Last week I attended another enjoyable CETIS conference. The event, which this year had the theme Brave New World?, provides a valuable opportunity to catch up with old colleagues, but faces to names Ive come across online and make new connections.

The conference theme alluded to not only the dystopian view of the future described in the Aldous Huxley novel but also the optimism expressed in Shakespeare’s The Tempest:

O, wonder!
How many goodly creatures are there here!
How beauteous mankind is! O brave new world,
That has such people in’t!

This was a very appropriate title for the event as the optimism surrounding a number of the technologies discussed at the conference (including linked data and APIs) was tempered by an awareness of gloomy economic predictions for the higher educational sector, global environmental concerns and expectations that we will face uncertainties after the next general election.

In light of such uncertainties over what the future may bring there was an awareness of the need to ensure that the development community engaged with the concerns of senior management and we made use of mechanisms to provide the flexibility needed in a time of uncertainties. Such approaches which were mentioned included scenario planning and monitoring of strong and weak signals.

What, then, were the signals I detected at the conference?

In the conference’s closing plenary talk will Bill Thompson was  optimistic about the future. In a review of technological developments Bill teased us with visions of electronic contact lenses, e-paper and other cool innovations.

I met Bill at the first WWW conference, held in CERN in 1994. Like Bill, I too was excited about the promise of the Web back then and still retain a similar sense of optimism and excitement.  And yet hearing similar views to mine being expressed I started to think about doubts and scepticisms. I have (fairly rapidly) gone through a period of excitement over my open source (Android) mobile phone (the camera application kept crashing on me a few days before the CETIS conference) and so felt Bill’s belief that the benefits of an open source environment would inevitably (within about 2 years, Bill suggested to me) deliver a better tool that the closed environment of today’s market leader, the iPhone.

Hearing Bill made me reflect on some of the other innovations  which I and other have felt would have significant impact over the years. About 10 years ago the exciting new technologies was VRML:  an open virtual reality environment which, it was promised, but build on the success of the Web, and even replace the 2D Web world with a much richer and more interactive distributed 3D environment.   And then, more recently, we had the excitement of Second Life: proprietary and centralised, but very exciting. Or at least exciting to some.  But not featured at the CETIS conference, zithromax online australia unlike the more mundane but relevant learning competencies, eporfolios and learning objects (but this year they were open).  The lack of discussion about Second Life was not due to its ubiquity and universal embedding within institutions!

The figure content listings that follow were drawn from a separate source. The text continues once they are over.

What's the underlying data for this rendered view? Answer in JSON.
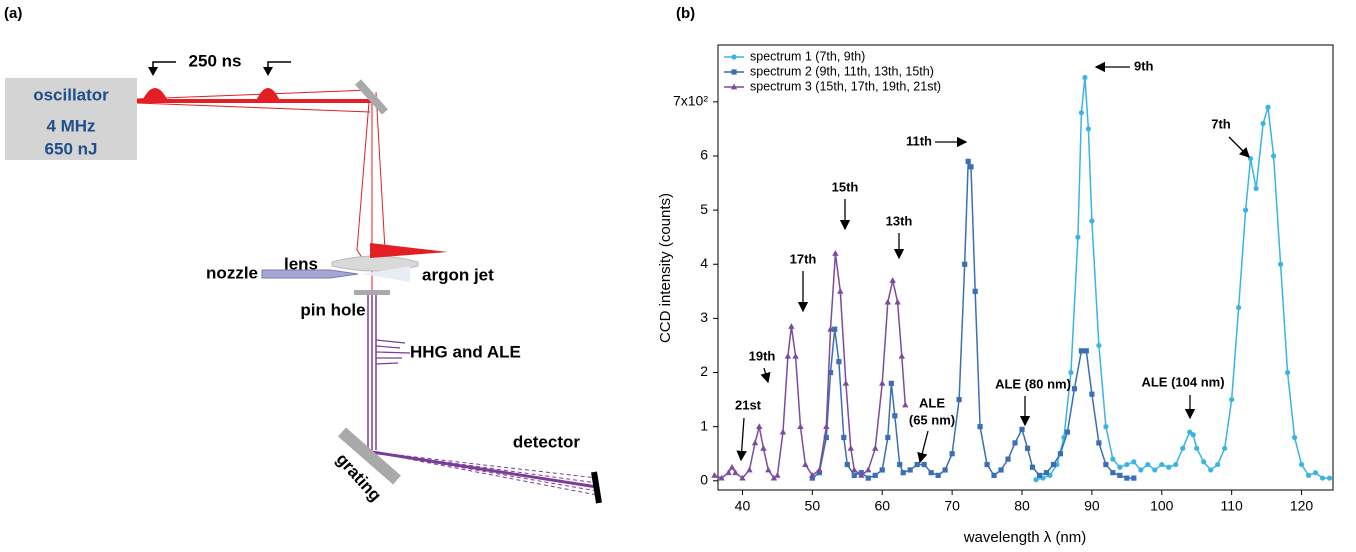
{
  "diagram": {
    "panel_label": "(a)",
    "pulse_spacing": "250 ns",
    "oscillator": [
      "oscillator",
      "4 MHz",
      "650 nJ"
    ],
    "lens": "lens",
    "nozzle": "nozzle",
    "argon_jet": "argon jet",
    "pin_hole": "pin hole",
    "hhg": "HHG and ALE",
    "grating": "grating",
    "detector": "detector"
  },
  "chart_data": {
    "type": "line",
    "panel_label": "(b)",
    "x_label": "wavelength λ (nm)",
    "y_label": "CCD intensity (counts)",
    "xlim": [
      36.5,
      124.5
    ],
    "ylim": [
      -0.17,
      8.05
    ],
    "xticks": [
      40,
      50,
      60,
      70,
      80,
      90,
      100,
      110,
      120
    ],
    "yticks": [
      0,
      1,
      2,
      3,
      4,
      5,
      6,
      {
        "value": 7,
        "label": "7x10²"
      }
    ],
    "legend": "upper left",
    "series": [
      {
        "name": "spectrum 1 (7th, 9th)",
        "color": "#3bb4e5",
        "marker": "circle",
        "x": [
          82,
          83,
          84,
          85,
          86,
          87,
          88,
          88.5,
          89,
          89.5,
          90,
          91,
          92,
          93,
          94,
          95,
          96,
          97,
          98,
          99,
          100,
          101,
          102,
          103,
          104,
          104.5,
          105,
          106,
          107,
          108,
          109,
          110,
          111,
          112,
          112.7,
          113.5,
          114.5,
          115.2,
          116,
          117,
          118,
          119,
          120,
          121,
          122,
          123,
          124
        ],
        "values": [
          0.02,
          0.05,
          0.1,
          0.3,
          0.8,
          2.0,
          4.5,
          6.8,
          7.45,
          6.5,
          4.8,
          2.5,
          1.0,
          0.4,
          0.25,
          0.3,
          0.35,
          0.2,
          0.3,
          0.2,
          0.3,
          0.25,
          0.3,
          0.6,
          0.9,
          0.85,
          0.6,
          0.35,
          0.2,
          0.3,
          0.6,
          1.5,
          3.2,
          5.0,
          5.95,
          5.4,
          6.6,
          6.9,
          6.0,
          4.0,
          2.0,
          0.8,
          0.3,
          0.1,
          0.15,
          0.05,
          0.05
        ]
      },
      {
        "name": "spectrum 2 (9th, 11th, 13th, 15th)",
        "color": "#3a6fb5",
        "marker": "square",
        "x": [
          50,
          51,
          52,
          52.6,
          53.2,
          53.8,
          54.5,
          55,
          56,
          57,
          58,
          59,
          60,
          60.8,
          61.3,
          61.8,
          62.5,
          63,
          64,
          65,
          66,
          67,
          68,
          69,
          70,
          71,
          71.8,
          72.3,
          72.7,
          73.3,
          74,
          75,
          76,
          77,
          78,
          79,
          80,
          80.8,
          81.5,
          82.5,
          83.5,
          84.5,
          85.5,
          86.5,
          87.5,
          88.5,
          89.2,
          90,
          91,
          92,
          93,
          94,
          95,
          96
        ],
        "values": [
          0.05,
          0.15,
          0.8,
          2.0,
          2.8,
          2.2,
          0.8,
          0.3,
          0.1,
          0.15,
          0.05,
          0.1,
          0.2,
          0.8,
          1.8,
          1.2,
          0.3,
          0.15,
          0.2,
          0.3,
          0.3,
          0.15,
          0.1,
          0.2,
          0.5,
          1.5,
          4.0,
          5.9,
          5.8,
          3.5,
          1.0,
          0.3,
          0.1,
          0.2,
          0.4,
          0.7,
          0.95,
          0.6,
          0.25,
          0.1,
          0.15,
          0.3,
          0.5,
          0.9,
          1.7,
          2.4,
          2.4,
          1.6,
          0.7,
          0.3,
          0.15,
          0.1,
          0.05,
          0.05
        ]
      },
      {
        "name": "spectrum 3 (15th, 17th, 19th, 21st)",
        "color": "#7b4c9e",
        "marker": "triangle",
        "x": [
          36,
          37,
          38,
          38.5,
          39,
          40,
          41,
          41.8,
          42.4,
          43,
          43.7,
          44.5,
          45,
          45.8,
          46.5,
          47,
          47.6,
          48.3,
          49,
          50,
          51,
          52,
          52.6,
          53.3,
          54,
          54.8,
          55.5,
          56,
          57,
          58,
          59,
          60,
          60.8,
          61.5,
          62.2,
          62.8,
          63.3
        ],
        "values": [
          0.1,
          0.05,
          0.15,
          0.25,
          0.15,
          0.05,
          0.2,
          0.7,
          1.0,
          0.6,
          0.2,
          0.05,
          0.1,
          0.9,
          2.3,
          2.85,
          2.3,
          1.0,
          0.3,
          0.1,
          0.2,
          1.0,
          2.8,
          4.2,
          3.5,
          1.8,
          0.6,
          0.2,
          0.1,
          0.2,
          0.6,
          1.8,
          3.3,
          3.7,
          3.3,
          2.3,
          1.4
        ]
      }
    ],
    "annotations": [
      "9th",
      "7th",
      "11th",
      "15th",
      "13th",
      "17th",
      "19th",
      "21st",
      "ALE",
      "(65 nm)",
      "ALE (80 nm)",
      "ALE (104 nm)"
    ]
  }
}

Yes, I think we can say that at this year’s CETIS conference the participants were aware of the need to ensure that the innovative aspects of elearning which were discussed could be embedded within an institutional context.   And it was pleasing that senior managers (from, for example the Universities of Oxford,  Stafford and Highlands and Islands) were present at the conference and engaged in the discussions.

In the two parallel sessions I attended (on University API and Universities and Colleges in the Giant Global Graph) we did have discussions on various barriers. In the former session I  gave a brief talk entitled “University API? WTF?” in which I warned of the dangers that we were simply peddling the latest technology fix, whilst the user community was still waiting for previous universal cures to materialise.  But, to be honest, I’m still searching for a mechanism for productively exploring such issues, which can avoid the predictable responses of “We need concrete user cases”, “We need to market the benefits more effectively”, “We need to get senior managers on user side”, …

And in the Universities and Colleges in the Giant Global Graph session the technical issues again were the main focus of the debate.   My colleague Paul Walk did help to decouple some of the topics we were discussing (open data, open linked data and the Semantic Web) and, most usefully, ensured that his thinking was not just trapped in the space and time of the session but published on his blog (with the benefit of subsequent discussions).

Did either of the sessions provide senior managers with an indication of not only tangible benefits of University APIs or Linked Data but confidence that making resources (staff time and money) would provide a satisfactory ROI? I think not.  But perhaps that may be because such approaches are not yet ready for large-scale service deployment. Which isn’t to say that testing of prototypes shouldn’t be encouraged. But in addition to such project funded or small-scale activities, there is a need to be able to convince the senior managers on the grounds of business efficiencies or new opportunities, and not just on the merits of the technologies themselves. And we need to remember the lessons of the past – after all, in the Universities and Colleges in the Giant Global Graph session we appeared to be reinventing X.500 directory services.

(Note: when initially published the final sentence of this blog post was corrupted. The final sentence has been rewritten.)